Oggi come allora è questione d’amore, e oggi come allora Ozaki gioca con tutti i cliché del caso: allora tra due adolescenti alla scoperta di un sentimento sconosciuto, ora tra un ventenne e una donna di dieci anni più “anziana” e quindi più “attempata”. E se in Europa tale differenza d’età (la coppia Macron insegna) fa sorridere, in Giappone una trentenne non sposata è considerata una “vecchia zitella”, per usare un’espressione giustamente riprovevole ma che ben rende il sentimento nipponico (e basta leggere Tokyo Tarareba Girls di Akiko Higashimura per rendersene conto).

E certo gesti e situazioni richiamano, anche dal punto di vista grafico, la più pura tradizione umoristica quale decenni di manga e anime hanno consolidato: lui che piange facendo l’amore, lei che si svela in bikini (!) consapevole del terremoto emotivo che provoca.

Senonché Ozaki vi aggiunge la sua peculiare cifra stilistica, una gravità che non alleggerisce ma al contrario rende più profondo il sentire, in questo caso la morte accidentale in tenera età del gemello del protagonista, tormento indelebile dal quale non riesce a trovare rifugio, e l’adulterio di lei che dà corpo al sentimento di vuoto che l’accompagna, riassunto nella splendida vignetta nella quale – abbandonata alla birra – chiede solo di abbracciare il cane che da bambina la salvò dal marasma del divorzio dei genitori.

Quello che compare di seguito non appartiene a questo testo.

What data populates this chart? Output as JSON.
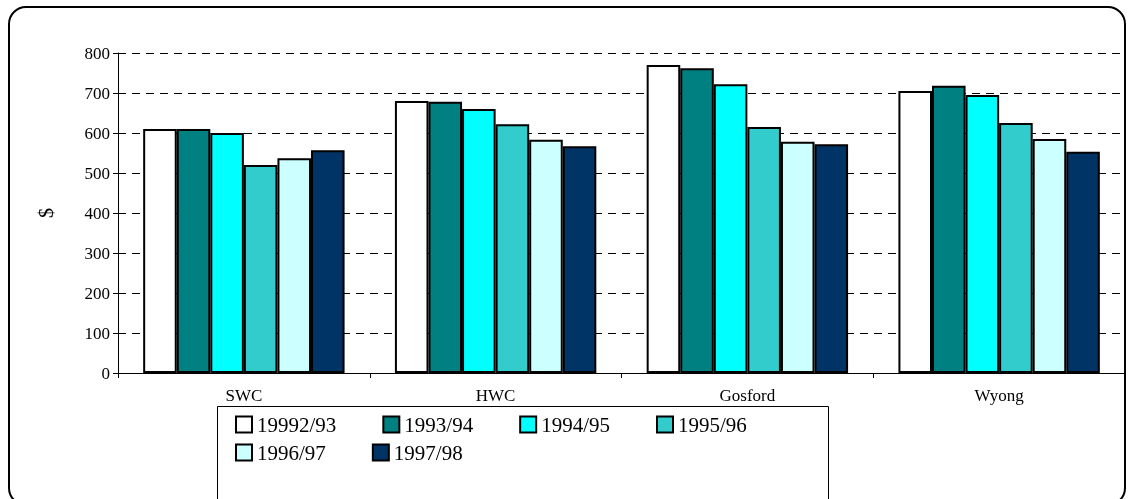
{
  "chart_data": {
    "type": "bar",
    "ylabel": "$",
    "categories": [
      "SWC",
      "HWC",
      "Gosford",
      "Wyong"
    ],
    "series": [
      {
        "name": "19992/93",
        "color": "#ffffff",
        "values": [
          610,
          680,
          770,
          705
        ]
      },
      {
        "name": "1993/94",
        "color": "#008080",
        "values": [
          610,
          678,
          762,
          718
        ]
      },
      {
        "name": "1994/95",
        "color": "#00ffff",
        "values": [
          600,
          660,
          722,
          695
        ]
      },
      {
        "name": "1995/96",
        "color": "#33cccc",
        "values": [
          520,
          622,
          615,
          625
        ]
      },
      {
        "name": "1996/97",
        "color": "#ccffff",
        "values": [
          537,
          583,
          578,
          585
        ]
      },
      {
        "name": "1997/98",
        "color": "#003366",
        "values": [
          557,
          567,
          572,
          553
        ]
      }
    ],
    "ylim": [
      0,
      800
    ],
    "yticks": [
      0,
      100,
      200,
      300,
      400,
      500,
      600,
      700,
      800
    ],
    "grid": "y",
    "legend": "bottom"
  }
}
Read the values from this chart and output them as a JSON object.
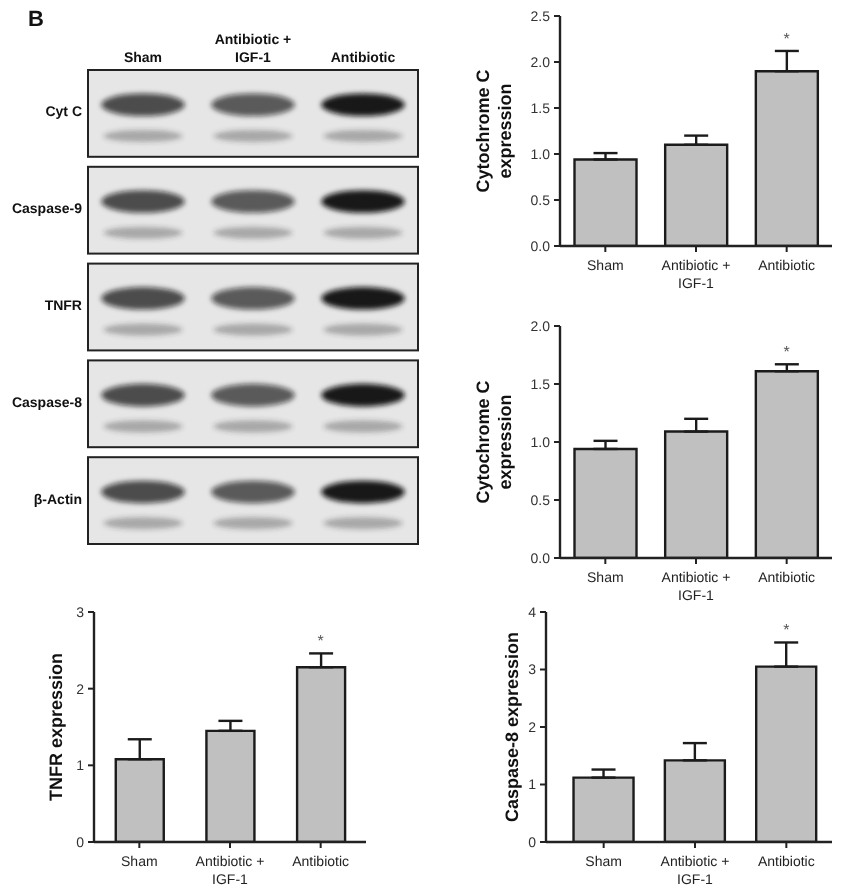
{
  "chart_data": [
    {
      "type": "other",
      "title": "B",
      "categories": [
        "Sham",
        "Antibiotic + IGF-1",
        "Antibiotic"
      ],
      "y_categories": [
        "Cyt C",
        "Caspase-9",
        "TNFR",
        "Caspase-8",
        "β-Actin"
      ]
    },
    {
      "type": "bar",
      "ylabel": "Cytochrome C expression",
      "categories": [
        "Sham",
        "Antibiotic + IGF-1",
        "Antibiotic"
      ],
      "values": [
        0.94,
        1.1,
        1.9
      ],
      "errors": [
        [
          0.94,
          1.01
        ],
        [
          1.1,
          1.2
        ],
        [
          1.9,
          2.12
        ]
      ],
      "color": "#c0c0c0",
      "ylim": [
        0,
        2.5
      ],
      "yticks": [
        {
          "value": 0,
          "label": "0.0"
        },
        0.5,
        {
          "value": 1,
          "label": "1.0"
        },
        1.5,
        {
          "value": 2,
          "label": "2.0"
        },
        2.5
      ],
      "annotations": [
        {
          "text": "*",
          "x": "Antibiotic",
          "y": 2.12
        }
      ]
    },
    {
      "type": "bar",
      "ylabel": "Cytochrome C expression",
      "categories": [
        "Sham",
        "Antibiotic + IGF-1",
        "Antibiotic"
      ],
      "values": [
        0.94,
        1.09,
        1.61
      ],
      "errors": [
        [
          0.94,
          1.01
        ],
        [
          1.09,
          1.2
        ],
        [
          1.61,
          1.67
        ]
      ],
      "color": "#c0c0c0",
      "ylim": [
        0,
        2
      ],
      "yticks": [
        {
          "value": 0,
          "label": "0.0"
        },
        0.5,
        {
          "value": 1,
          "label": "1.0"
        },
        1.5,
        {
          "value": 2,
          "label": "2.0"
        }
      ],
      "annotations": [
        {
          "text": "*",
          "x": "Antibiotic",
          "y": 1.67
        }
      ]
    },
    {
      "type": "bar",
      "ylabel": "TNFR expression",
      "categories": [
        "Sham",
        "Antibiotic + IGF-1",
        "Antibiotic"
      ],
      "values": [
        1.08,
        1.45,
        2.28
      ],
      "errors": [
        [
          1.08,
          1.34
        ],
        [
          1.45,
          1.58
        ],
        [
          2.28,
          2.46
        ]
      ],
      "color": "#c0c0c0",
      "ylim": [
        0,
        3
      ],
      "yticks": [
        0,
        1,
        2,
        3
      ],
      "annotations": [
        {
          "text": "*",
          "x": "Antibiotic",
          "y": 2.46
        }
      ]
    },
    {
      "type": "bar",
      "ylabel": "Caspase-8 expression",
      "categories": [
        "Sham",
        "Antibiotic + IGF-1",
        "Antibiotic"
      ],
      "values": [
        1.12,
        1.42,
        3.05
      ],
      "errors": [
        [
          1.12,
          1.26
        ],
        [
          1.42,
          1.72
        ],
        [
          3.05,
          3.47
        ]
      ],
      "color": "#c0c0c0",
      "ylim": [
        0,
        4
      ],
      "yticks": [
        0,
        1,
        2,
        3,
        4
      ],
      "annotations": [
        {
          "text": "*",
          "x": "Antibiotic",
          "y": 3.47
        }
      ]
    }
  ]
}
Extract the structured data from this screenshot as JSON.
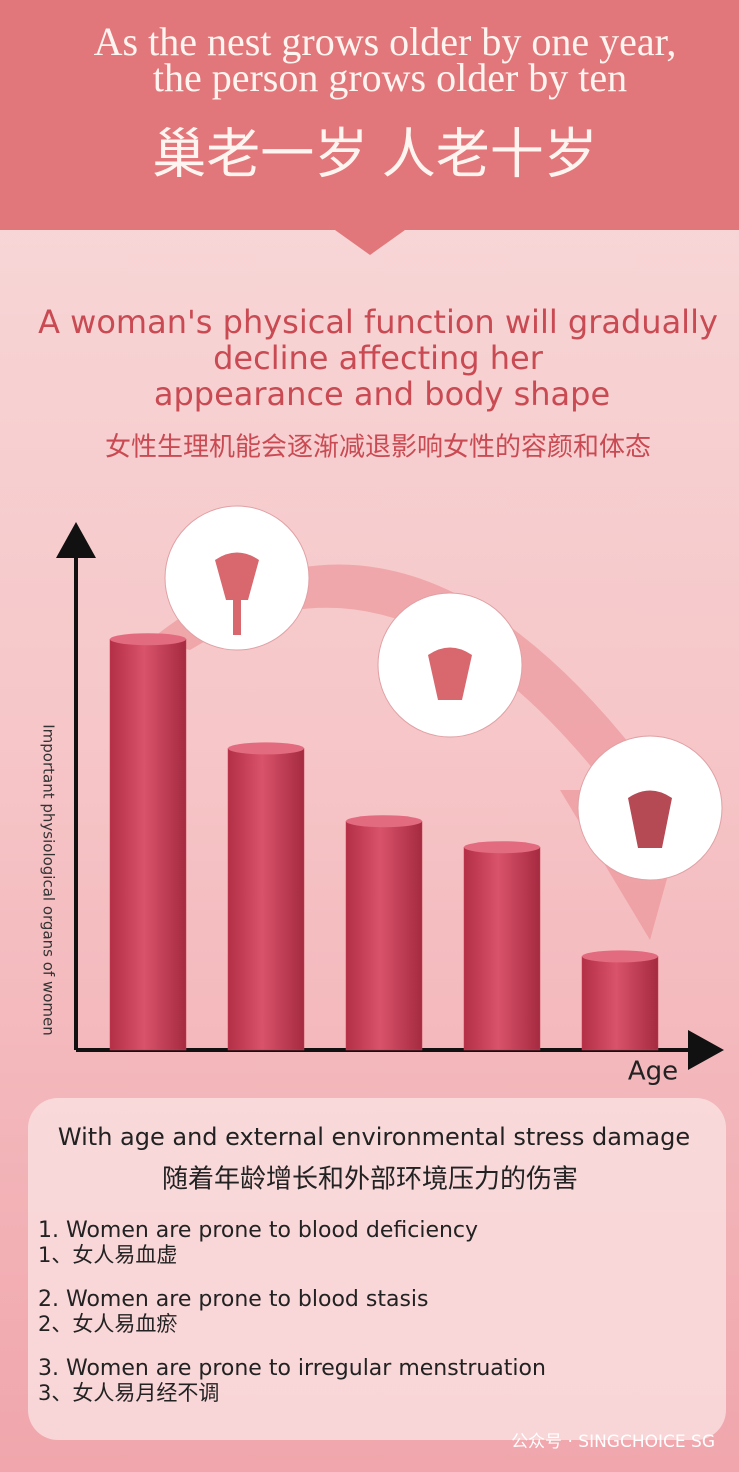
{
  "header": {
    "title_en": [
      "As the nest grows older by one year,",
      "the person grows older by ten"
    ],
    "title_cn": "巢老一岁 人老十岁"
  },
  "intro": {
    "lines_en": [
      "A woman's physical function will gradually",
      "decline affecting her",
      "appearance and body shape"
    ],
    "line_cn": "女性生理机能会逐渐减退影响女性的容颜和体态"
  },
  "chart_data": {
    "type": "bar",
    "ylabel": "Important physiological organs of women",
    "xlabel": "Age",
    "categories": [
      null,
      null,
      null,
      null,
      null
    ],
    "values": [
      79,
      58,
      44,
      39,
      18
    ],
    "ylim": [
      0,
      100
    ],
    "color": "#c73e55"
  },
  "info": {
    "heading_en": "With age and external environmental stress damage",
    "heading_cn": "随着年龄增长和外部环境压力的伤害",
    "items": [
      {
        "en": "1. Women are prone to blood deficiency",
        "cn": "1、女人易血虚"
      },
      {
        "en": "2. Women are prone to blood stasis",
        "cn": "2、女人易血瘀"
      },
      {
        "en": "3. Women are prone to irregular menstruation",
        "cn": "3、女人易月经不调"
      }
    ]
  },
  "footer": {
    "watermark": "公众号 · SINGCHOICE SG"
  }
}
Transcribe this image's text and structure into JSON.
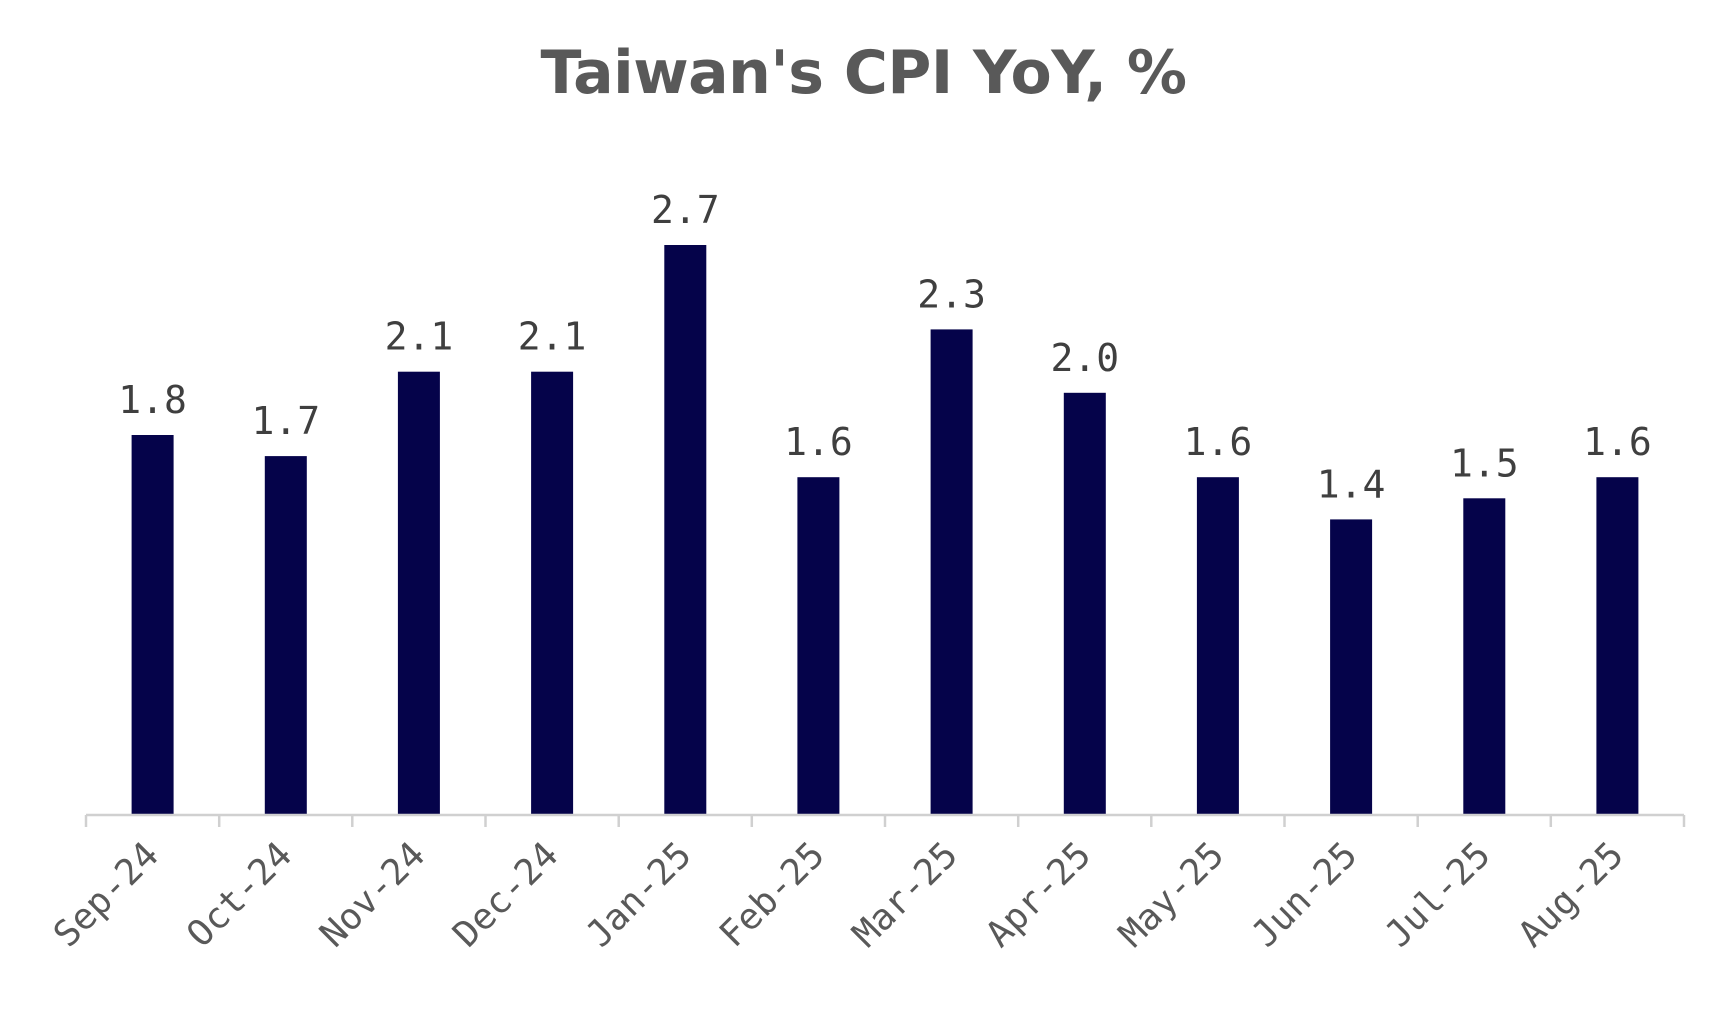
{
  "chart_data": {
    "type": "bar",
    "title": "Taiwan's CPI YoY, %",
    "xlabel": "",
    "ylabel": "",
    "categories": [
      "Sep-24",
      "Oct-24",
      "Nov-24",
      "Dec-24",
      "Jan-25",
      "Feb-25",
      "Mar-25",
      "Apr-25",
      "May-25",
      "Jun-25",
      "Jul-25",
      "Aug-25"
    ],
    "values": [
      1.8,
      1.7,
      2.1,
      2.1,
      2.7,
      1.6,
      2.3,
      2.0,
      1.6,
      1.4,
      1.5,
      1.6
    ],
    "data_labels": [
      "1.8",
      "1.7",
      "2.1",
      "2.1",
      "2.7",
      "1.6",
      "2.3",
      "2.0",
      "1.6",
      "1.4",
      "1.5",
      "1.6"
    ],
    "ylim": [
      0,
      2.7
    ],
    "grid": false,
    "legend": "none",
    "colors": {
      "bar": "#05034a",
      "title": "#595959",
      "axis": "#d0d0d0",
      "labels": "#3f3f3f"
    }
  }
}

E allora ci si lascia andare, come davanti a una commedia sentimentale non scevra da tematiche più profonde, la cui trama è prevedibile ma dalla quale ci si lascia comunque avvinghiare. 

Il segno è fluido, le anatomie perfettamente riassunte in una sola pennellata, gli sfondi sempre consoni all’azione. Anche nel disegno Ozaki è la sintesi esemplare di un certo manga: quello che da bambini scoprivamo e che non abbiamo più ritrovato, se non ora.